Wallace v. St. Louis, Iron Mountain & Southern Ry. Co.

Decision Date31 October 1881
Citation74 Mo. 594
CourtMissouri Supreme Court
PartiesWALLACE v. THE ST. LOUIS, IRON MOUNTAIN & SOUTHERN RAILWAY COMPANY, Appellant.

Appeal from Butler Circuit Court. -- HON. R. P. OWEN, Judge.

REVERSED.

Action to recover single damages for killing and wounding plaintiff's colts. The evidence tended to show that the colts were struck by a freight train of defendant's cars, and one of them killed and the other wounded; that the train was running about twelve miles an hour; that the colts were running in front of the train and were dashing from one side of the track to the other; that no noise was made to scare them; that the train could have checked up in 100 yards, and that the colts could have been seen by the engineer 300 yards. It was admitted that this occurred within the corporate limits of the city of Poplar Bluff, near the defendant's coal-shed and depot. A demurrer to the evidence having been overruled, the defendant excepted and offered evidence tending to show that a freight train such as plaintiff's witnesses stated the one injuring his animals to have been, and running at the rate stated by them, could not have been stopped in time to prevent such injury. The court instructed the jury as follows: If the jury believe from all the facts and circumstances proved in evidence, that the defendant, its servants and agents, could by the use of reasonable care and diligence, have avoided injuring plaintiff's colts, they ought to find for the plaintiff and assess the damages, etc.

Smith & Krauthoff with W. R. Donaldson for appellant.

As the injuries which constitute the basis of this action, were occasioned within the limits of an incorporated city, plaintiff can only recover upon proof that they were the result of actual negligence on the part of the railroad company. Lloyd v. Railroad Co., 49 Mo. 199; Swearingen v. Railroad Co., 64 Mo. 73; Robertson v. Railroad Co., 64 Mo. 412; Edwards v. Railroad Co., 66 Mo. 567. The simple fact that the company killed the animals upon its track is no evidence of negligence. Wier v. Railroad Co., 48 Mo. 558; Calvert v. Railroad Co., 34 Mo. 242; 1 Redf. on Railways, (5 Ed.) pp. 485, 486, 501. There being no obligation upon the defendant to fence its road at the point where these animals were injured, imposed by the statute, it devolved upon plaintiff to show that they were properly and lawfully upon defendant's track, or that the injuries resulted from defendant's negligence, after the discovery by it of the presence of such animals on its track. None of the cases go further than to require that a company shall, after discovering such animals, use ordinary care to prevent injury to them. All the owner has a right to ask of such company is, that it will not run its locomotives and trains in an unreasonable and dangerous manner.
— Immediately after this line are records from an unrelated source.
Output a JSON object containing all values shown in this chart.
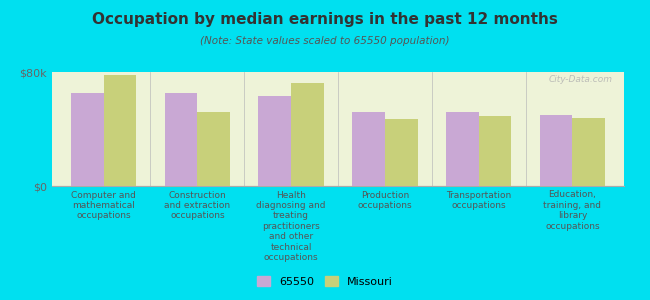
{
  "title": "Occupation by median earnings in the past 12 months",
  "subtitle": "(Note: State values scaled to 65550 population)",
  "categories": [
    "Computer and\nmathematical\noccupations",
    "Construction\nand extraction\noccupations",
    "Health\ndiagnosing and\ntreating\npractitioners\nand other\ntechnical\noccupations",
    "Production\noccupations",
    "Transportation\noccupations",
    "Education,\ntraining, and\nlibrary\noccupations"
  ],
  "values_65550": [
    65000,
    65000,
    63000,
    52000,
    52000,
    50000
  ],
  "values_missouri": [
    78000,
    52000,
    72000,
    47000,
    49000,
    48000
  ],
  "color_65550": "#c9a8d4",
  "color_missouri": "#c8d07a",
  "background_plot": "#eef3d8",
  "background_fig": "#00e0f0",
  "ylim": [
    0,
    80000
  ],
  "ytick_labels": [
    "$0",
    "$80k"
  ],
  "legend_label_1": "65550",
  "legend_label_2": "Missouri",
  "bar_width": 0.35,
  "watermark": "City-Data.com"
}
Shearm. & Redf. on Neg., § 454; 1 Redf. on Railways, 485; Pierce on Railroads, 403, 406. The act of an owner in permitting his stock to go at large in a city or in the neighborhood of a railroad track, with no one to take charge of it, is such contributory negligence as to defeat a recovery by him for injuries occasioned on a railroad track. 1 Redf. on Railways, pp. 490, 496; Pierce on Railroads, pp. 425, 428, 429; Bowman v. Railroad Co., 37 Barb., 516; Railroad Co. v. Skinner, 19 Pa. St., 298; Railroad Co. v. Lawrence, 13 Ohio St., 66. Negligence is not proved by evidence that the train causing the injuries was running at an unreasonable rate of speed, or without proper care in other respects. 1 Redf. on Railways, p. 490, and cases cited in note 14; Shearm. & Redf. on Neg., §§ 477, 478; Pierce on Railroads, p. 406; Railroad Co. v. Lawrence, 13 Ohio St., 70.

W. J. Davison and Belch & Silver for respondents.

There was evidence tending to show negligence on the part of the defendant (1) in not ringing the bell or making a noise to frighten the colts from the track; (2) in running at too great a speed; (3) in view of the testimony that there was a plain view of the track three hundred yards above the culvert, the jury could draw the inference that the agents of the company did see the colts, and willfully neglected to check the train in time and to avoid injury to the colts, or (4) that the agents neglected to keep a proper outlook on the track, by means of which the colts could have been seen and the injury averted. Speed of trains should be diminished in running through villages and towns. Isabel v. Railroad Co., 60 Mo. 475; Meyer v. Railroad Co., 2 Neb., 319; Lafayette, etc., v. Adams, 26 Ind. 77. In those states where, by the common law, cattle may run at large, as is the case in this State, a railroad is liable for injuries to them while straying upon their tracks, if caused by want of ordinary care on the part of the company. Shearman & Redf., Negligence, (3 Ed.) § 475; Gorman v. Railroad Co., 26 Mo., 441.